ECLI:NL:PHR:1999:ZD1744
Parket bij de Hoge Raad
- Mr. Fokkens
- Rechtspraak.nl
Verduistering en eigendomsrecht bij de teruggave van een personenauto
In deze zaak gaat het om de teruggave van een personenauto die in beslag is genomen na een aangifte van verduistering door autobedrijf X. Autobedrijf X had een Opel Astra Stationcar verkocht met de afspraak dat de aankoopsom vóór een bepaalde datum zou worden betaald. De koper heeft de auto meegenomen, maar heeft niet betaald en verkocht de auto door aan een ander. Uiteindelijk komt de auto bij klager terecht, die ook een autohandelaar is. Autobedrijf X doet aangifte van verduistering, waarna de auto onder klager in beslag wordt genomen. Beide partijen willen de auto terug, en de rechtbank moet oordelen wie een beter recht heeft op de auto.
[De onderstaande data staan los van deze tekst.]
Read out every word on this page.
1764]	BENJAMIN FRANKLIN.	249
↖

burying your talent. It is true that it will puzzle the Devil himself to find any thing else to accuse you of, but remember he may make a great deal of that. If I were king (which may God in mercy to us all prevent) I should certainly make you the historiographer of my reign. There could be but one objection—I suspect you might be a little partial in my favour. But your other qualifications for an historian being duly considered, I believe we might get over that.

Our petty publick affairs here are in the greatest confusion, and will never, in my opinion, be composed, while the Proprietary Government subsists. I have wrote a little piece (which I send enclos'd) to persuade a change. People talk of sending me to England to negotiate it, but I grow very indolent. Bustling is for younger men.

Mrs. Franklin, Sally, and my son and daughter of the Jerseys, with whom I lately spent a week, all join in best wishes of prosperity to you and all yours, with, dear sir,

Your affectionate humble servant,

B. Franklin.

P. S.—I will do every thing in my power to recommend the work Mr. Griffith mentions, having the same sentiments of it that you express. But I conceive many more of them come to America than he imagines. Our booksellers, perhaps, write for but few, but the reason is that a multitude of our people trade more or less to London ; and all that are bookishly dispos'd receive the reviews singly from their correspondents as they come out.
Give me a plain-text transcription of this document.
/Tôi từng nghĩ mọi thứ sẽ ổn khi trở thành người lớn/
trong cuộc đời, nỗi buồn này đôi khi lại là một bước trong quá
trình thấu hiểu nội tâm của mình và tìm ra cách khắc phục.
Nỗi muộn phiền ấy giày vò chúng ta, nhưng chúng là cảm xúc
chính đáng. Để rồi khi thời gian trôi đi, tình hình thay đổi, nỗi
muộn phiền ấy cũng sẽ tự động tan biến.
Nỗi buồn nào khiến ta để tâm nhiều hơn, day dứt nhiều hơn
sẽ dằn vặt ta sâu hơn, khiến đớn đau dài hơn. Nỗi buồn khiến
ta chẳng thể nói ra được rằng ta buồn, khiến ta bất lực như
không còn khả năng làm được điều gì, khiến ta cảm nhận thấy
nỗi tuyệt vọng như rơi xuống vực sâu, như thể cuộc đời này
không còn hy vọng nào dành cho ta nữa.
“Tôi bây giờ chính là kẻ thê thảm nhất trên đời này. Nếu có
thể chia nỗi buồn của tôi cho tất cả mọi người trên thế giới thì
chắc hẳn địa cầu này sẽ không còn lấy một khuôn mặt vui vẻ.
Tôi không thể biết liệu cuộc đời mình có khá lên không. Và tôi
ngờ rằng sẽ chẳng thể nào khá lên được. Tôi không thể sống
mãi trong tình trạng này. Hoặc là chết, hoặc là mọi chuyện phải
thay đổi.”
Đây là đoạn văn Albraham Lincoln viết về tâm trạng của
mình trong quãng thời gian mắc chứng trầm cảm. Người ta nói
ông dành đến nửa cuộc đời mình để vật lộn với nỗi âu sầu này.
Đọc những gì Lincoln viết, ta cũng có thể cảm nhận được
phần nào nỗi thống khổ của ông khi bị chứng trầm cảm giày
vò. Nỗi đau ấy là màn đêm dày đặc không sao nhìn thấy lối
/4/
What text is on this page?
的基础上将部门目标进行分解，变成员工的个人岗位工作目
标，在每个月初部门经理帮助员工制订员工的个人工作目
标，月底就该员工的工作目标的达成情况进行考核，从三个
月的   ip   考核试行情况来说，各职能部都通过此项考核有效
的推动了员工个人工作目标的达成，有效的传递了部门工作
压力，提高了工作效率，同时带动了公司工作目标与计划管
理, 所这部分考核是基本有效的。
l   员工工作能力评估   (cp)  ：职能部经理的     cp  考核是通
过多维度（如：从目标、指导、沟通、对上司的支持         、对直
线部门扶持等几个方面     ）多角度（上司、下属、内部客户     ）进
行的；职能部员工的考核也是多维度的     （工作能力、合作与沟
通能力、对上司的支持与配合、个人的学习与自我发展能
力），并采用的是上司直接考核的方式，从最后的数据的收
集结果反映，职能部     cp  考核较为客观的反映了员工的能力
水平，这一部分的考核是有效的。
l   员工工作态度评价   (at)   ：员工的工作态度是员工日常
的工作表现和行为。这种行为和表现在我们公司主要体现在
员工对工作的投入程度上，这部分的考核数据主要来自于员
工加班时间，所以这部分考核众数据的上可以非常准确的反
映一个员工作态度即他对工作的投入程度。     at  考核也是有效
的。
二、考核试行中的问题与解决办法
De rechtbank oordeelt dat autobedrijf X een beter recht heeft op de auto, omdat klager de auto niet op een wijze heeft verkregen die hem beschermt ten opzichte van de oorspronkelijke eigenaar. Klager beroept zich op artikel 3:86 lid 1 BW, maar de rechtbank stelt dat de bescherming van dit artikel alleen geldt in geval van diefstal. De rechtbank concludeert dat de teruggave aan klager niet op het eerste gezicht redelijk en maatschappelijk verantwoord is, en verklaart het klaagschrift ongegrond.
In cassatie wordt het oordeel van de rechtbank ter discussie gesteld. De Procureur-Generaal stelt dat de rechtbank niet voldoende heeft gemotiveerd waarom de koper geen eigenaar van de auto zou zijn geworden. De conclusie is dat de rechtbank niet heeft aangetoond dat er sprake is van diefstal in de zin van artikel 3:86 lid 3 BW. De Hoge Raad vernietigt de bestreden uitspraak en verwijst de zaak naar het gerechtshof te 's-Hertogenbosch voor herbehandeling.